Fountain of Bits

 

As much as we tend to forget it, there is a physics of information. No communication occurs without being first embodied in a substrate, whether it be infra-red emission, paper, or electronic pulse. Even human biological communication is not exempt. We broadcast sound invisibly through the air in compression waves, or gesture by light. Fountain of Bits proposes to set us thinking about communication and medium by transmitting information over jumping jets of water.

 

What is it?

Fountain of Bits consists two small kiosks in a public plaza standing ten to twenty feet apart. As you approach one, you see that it has a large keypad and big green button that says "SEND." There is a oversized flashing cursor on a screen. You are compelled to type a short message: "What are you?" You hit the send button and without warning, a powerful jet of water shoots out the other side of the kiosk and arcs into the air. The stream is chopped into small coherent segments like bars of glass as they fly toward their target. They hit the back of the far kiosk, and are absorbed silently. You cannot help but walk over to the other kiosk to see how it responded. On the screen there it says, "What are you?" A cursor flashes below it, waiting for you to type a message to send back. You have just communicated wirelessly over air with water. Will you compel a passerby to stand at the other kiosk? Will you spend a few minutes sending messages back and forth in jets of water?

 

What does it mean to be a medium?

All communication media share a core set of properties. They must be predictably and easily controlled, travel efficiently over the requisite distances, be effectively unlimited in quantity, and be easily measurable. The extent to which communication media conform to these indicates in large part how successful and widespread their applications are. Infra-red, for instance, is cheap and easy to control, but does not travel well over distance, making it good for remote controls but bad for digital networks. It is possible to imagine using almost anything as a medium if you appropriately tailor your expectations of the communication.
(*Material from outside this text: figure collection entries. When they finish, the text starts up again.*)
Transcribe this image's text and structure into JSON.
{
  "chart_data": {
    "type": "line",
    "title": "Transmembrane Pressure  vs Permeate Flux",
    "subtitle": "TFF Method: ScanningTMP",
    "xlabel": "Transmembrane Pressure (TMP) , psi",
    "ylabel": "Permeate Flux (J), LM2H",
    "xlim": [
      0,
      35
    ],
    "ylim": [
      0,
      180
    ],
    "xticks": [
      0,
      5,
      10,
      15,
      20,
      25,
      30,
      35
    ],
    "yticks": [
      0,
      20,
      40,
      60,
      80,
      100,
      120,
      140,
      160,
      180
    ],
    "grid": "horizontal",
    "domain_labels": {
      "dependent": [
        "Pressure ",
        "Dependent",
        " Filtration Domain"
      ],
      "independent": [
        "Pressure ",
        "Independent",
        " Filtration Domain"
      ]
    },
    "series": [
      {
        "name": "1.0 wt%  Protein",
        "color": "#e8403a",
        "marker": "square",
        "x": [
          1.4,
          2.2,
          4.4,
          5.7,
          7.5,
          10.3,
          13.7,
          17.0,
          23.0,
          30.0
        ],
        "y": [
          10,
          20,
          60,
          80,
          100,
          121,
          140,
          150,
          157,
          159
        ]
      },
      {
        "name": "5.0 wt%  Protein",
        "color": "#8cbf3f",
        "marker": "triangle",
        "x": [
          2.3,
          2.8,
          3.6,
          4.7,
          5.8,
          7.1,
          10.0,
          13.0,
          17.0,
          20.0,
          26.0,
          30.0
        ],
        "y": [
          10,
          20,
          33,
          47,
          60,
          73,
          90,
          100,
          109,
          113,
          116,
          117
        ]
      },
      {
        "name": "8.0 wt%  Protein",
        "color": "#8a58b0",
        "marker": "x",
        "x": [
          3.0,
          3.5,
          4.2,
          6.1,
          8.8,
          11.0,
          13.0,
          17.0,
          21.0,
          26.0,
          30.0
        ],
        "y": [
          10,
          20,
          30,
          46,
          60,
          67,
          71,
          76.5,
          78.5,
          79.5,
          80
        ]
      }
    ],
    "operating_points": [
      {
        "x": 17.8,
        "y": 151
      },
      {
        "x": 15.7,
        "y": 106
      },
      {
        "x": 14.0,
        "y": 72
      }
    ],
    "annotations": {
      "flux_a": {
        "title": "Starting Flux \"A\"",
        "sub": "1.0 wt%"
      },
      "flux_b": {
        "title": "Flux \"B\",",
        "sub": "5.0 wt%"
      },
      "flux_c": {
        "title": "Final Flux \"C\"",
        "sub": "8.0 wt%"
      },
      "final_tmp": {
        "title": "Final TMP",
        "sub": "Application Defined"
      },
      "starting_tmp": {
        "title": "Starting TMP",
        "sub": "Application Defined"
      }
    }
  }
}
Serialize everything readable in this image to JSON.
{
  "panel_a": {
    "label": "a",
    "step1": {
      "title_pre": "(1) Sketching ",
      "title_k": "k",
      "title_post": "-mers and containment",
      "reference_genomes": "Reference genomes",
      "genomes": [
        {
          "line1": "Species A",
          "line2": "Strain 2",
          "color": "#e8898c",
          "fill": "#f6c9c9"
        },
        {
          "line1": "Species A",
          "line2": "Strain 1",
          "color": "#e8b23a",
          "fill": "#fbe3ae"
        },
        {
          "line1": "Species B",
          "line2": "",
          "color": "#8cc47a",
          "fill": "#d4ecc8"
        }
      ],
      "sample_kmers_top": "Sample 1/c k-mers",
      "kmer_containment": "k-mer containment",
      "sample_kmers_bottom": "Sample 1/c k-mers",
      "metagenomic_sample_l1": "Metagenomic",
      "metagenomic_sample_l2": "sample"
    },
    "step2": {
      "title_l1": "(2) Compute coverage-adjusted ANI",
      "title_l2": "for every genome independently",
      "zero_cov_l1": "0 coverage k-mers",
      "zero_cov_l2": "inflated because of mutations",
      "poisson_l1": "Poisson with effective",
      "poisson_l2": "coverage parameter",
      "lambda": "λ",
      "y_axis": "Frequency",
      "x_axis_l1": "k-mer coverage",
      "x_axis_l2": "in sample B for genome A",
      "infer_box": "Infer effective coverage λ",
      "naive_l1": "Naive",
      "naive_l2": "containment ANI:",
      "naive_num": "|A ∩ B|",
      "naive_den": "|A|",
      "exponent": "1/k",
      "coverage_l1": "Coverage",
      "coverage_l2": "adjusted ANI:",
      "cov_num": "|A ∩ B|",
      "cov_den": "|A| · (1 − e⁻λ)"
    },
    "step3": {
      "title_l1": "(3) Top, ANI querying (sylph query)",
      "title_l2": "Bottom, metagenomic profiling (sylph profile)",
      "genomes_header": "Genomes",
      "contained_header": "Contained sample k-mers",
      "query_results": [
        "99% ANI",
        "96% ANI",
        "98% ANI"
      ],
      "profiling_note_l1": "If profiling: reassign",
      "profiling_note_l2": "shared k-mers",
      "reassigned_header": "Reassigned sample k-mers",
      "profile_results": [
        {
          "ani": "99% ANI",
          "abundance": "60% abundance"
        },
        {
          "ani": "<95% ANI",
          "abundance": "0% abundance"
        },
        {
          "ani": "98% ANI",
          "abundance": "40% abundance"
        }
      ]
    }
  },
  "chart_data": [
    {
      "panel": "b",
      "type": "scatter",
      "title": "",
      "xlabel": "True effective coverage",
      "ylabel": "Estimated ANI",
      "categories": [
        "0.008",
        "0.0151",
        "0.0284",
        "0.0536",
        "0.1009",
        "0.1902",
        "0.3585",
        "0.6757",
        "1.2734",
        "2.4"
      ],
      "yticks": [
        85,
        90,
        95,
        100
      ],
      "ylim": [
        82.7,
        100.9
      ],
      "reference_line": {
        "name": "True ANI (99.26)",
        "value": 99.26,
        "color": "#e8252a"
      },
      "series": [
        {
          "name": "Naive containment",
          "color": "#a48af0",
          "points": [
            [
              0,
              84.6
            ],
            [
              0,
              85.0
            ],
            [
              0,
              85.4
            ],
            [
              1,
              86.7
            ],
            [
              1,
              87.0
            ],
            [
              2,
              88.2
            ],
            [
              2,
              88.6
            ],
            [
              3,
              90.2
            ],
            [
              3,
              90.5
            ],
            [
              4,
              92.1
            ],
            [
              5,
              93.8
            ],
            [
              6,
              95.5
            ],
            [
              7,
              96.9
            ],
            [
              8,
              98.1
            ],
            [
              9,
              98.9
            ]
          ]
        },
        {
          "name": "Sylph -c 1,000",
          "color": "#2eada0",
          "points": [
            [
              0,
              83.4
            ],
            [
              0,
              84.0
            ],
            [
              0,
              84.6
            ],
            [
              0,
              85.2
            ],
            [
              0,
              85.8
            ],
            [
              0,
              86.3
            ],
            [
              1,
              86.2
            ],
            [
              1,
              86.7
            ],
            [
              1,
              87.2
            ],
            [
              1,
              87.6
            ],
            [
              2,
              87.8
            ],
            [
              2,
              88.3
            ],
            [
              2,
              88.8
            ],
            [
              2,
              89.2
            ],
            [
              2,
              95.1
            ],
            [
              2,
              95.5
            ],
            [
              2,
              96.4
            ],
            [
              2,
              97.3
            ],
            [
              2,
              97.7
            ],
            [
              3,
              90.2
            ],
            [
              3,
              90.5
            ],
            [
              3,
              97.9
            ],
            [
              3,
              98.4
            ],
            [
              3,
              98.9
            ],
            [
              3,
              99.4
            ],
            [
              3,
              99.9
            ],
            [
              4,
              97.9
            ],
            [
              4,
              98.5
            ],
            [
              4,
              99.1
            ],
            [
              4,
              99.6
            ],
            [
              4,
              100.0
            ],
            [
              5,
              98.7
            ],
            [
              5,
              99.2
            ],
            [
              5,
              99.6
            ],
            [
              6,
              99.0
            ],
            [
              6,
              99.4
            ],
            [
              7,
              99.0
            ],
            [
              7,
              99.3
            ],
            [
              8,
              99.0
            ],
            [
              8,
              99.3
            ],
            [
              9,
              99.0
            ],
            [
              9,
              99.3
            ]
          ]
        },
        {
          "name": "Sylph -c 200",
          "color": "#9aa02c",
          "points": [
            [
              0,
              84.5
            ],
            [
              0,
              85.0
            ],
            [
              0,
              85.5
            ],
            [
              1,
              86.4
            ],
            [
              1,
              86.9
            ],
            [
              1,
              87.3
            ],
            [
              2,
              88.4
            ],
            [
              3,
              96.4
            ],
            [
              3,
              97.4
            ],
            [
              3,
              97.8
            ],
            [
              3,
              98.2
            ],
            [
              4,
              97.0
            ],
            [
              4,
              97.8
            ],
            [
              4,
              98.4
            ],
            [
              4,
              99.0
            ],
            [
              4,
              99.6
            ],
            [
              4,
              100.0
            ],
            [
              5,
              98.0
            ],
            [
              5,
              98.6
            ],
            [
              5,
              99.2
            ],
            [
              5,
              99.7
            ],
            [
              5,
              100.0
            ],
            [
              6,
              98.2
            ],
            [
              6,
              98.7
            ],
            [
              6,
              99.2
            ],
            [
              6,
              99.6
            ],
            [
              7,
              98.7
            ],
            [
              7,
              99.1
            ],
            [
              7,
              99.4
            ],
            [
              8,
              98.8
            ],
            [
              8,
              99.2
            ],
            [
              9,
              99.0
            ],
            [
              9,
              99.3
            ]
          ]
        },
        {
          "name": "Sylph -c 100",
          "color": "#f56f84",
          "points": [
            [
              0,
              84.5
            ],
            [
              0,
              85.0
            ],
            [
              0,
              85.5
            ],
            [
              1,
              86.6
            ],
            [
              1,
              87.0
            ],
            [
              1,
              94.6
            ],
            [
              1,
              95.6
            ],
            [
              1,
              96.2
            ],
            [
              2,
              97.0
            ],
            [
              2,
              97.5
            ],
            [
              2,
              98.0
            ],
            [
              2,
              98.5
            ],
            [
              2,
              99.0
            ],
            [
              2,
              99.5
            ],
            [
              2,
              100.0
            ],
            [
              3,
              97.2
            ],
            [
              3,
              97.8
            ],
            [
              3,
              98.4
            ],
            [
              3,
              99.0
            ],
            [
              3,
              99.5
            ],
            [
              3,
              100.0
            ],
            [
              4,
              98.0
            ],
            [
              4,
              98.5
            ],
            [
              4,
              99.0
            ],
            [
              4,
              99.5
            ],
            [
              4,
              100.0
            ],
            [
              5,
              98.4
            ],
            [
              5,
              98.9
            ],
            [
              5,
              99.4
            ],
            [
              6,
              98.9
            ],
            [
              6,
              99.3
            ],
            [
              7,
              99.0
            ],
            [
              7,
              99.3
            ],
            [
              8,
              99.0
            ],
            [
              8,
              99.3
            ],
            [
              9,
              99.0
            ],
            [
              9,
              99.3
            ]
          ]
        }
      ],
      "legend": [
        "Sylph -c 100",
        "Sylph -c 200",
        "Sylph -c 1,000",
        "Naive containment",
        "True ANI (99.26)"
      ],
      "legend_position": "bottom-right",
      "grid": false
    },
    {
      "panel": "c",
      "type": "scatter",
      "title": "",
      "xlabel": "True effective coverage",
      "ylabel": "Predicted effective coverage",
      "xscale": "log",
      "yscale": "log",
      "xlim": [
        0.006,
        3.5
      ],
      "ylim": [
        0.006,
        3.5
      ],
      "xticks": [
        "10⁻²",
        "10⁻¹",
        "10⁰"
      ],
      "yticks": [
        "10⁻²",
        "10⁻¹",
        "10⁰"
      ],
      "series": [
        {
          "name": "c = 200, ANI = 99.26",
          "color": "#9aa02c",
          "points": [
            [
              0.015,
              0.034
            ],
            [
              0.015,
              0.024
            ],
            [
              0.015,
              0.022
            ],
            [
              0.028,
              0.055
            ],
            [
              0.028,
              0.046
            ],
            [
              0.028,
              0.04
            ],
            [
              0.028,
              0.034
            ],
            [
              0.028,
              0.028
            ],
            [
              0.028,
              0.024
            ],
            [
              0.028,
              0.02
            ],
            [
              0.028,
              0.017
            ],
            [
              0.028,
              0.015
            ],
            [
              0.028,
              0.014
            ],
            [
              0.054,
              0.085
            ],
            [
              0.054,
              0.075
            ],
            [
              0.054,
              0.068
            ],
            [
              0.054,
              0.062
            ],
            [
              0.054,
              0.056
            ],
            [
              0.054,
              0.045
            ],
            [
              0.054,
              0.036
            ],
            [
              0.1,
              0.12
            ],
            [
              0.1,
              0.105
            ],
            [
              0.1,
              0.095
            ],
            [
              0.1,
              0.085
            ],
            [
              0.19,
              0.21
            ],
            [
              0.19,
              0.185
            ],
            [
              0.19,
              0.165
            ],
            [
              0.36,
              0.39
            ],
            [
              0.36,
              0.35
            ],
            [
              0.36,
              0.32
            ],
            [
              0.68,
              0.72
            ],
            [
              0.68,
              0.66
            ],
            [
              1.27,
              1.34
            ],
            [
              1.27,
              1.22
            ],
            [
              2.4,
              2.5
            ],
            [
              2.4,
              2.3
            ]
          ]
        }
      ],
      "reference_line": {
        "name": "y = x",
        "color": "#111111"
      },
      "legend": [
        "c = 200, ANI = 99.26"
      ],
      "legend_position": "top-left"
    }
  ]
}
Laminar jets of water, for instance should be capable of sending a reasonable quantity of information very slowly over distances of ten to twenty feet.

One consequence of being a medium is to cede a certain amount of identity to the message being carried. It is inevitable that a medium is forgotten. Fountain of Bits wants to challenge that by using a visible and highly valenced medium for a communication that would otherwise be instant and invisible.

 

What will it do for the community?

Fountain of Bits will involve people, friends or total strangers, in a funny kind of dialog. During the time that it is active, it will be visible from a good distance. People will quickly come to understand what it is doing. It will be something that people take others to see as an example of what MIT is all about—the seamless integration of art and engineering.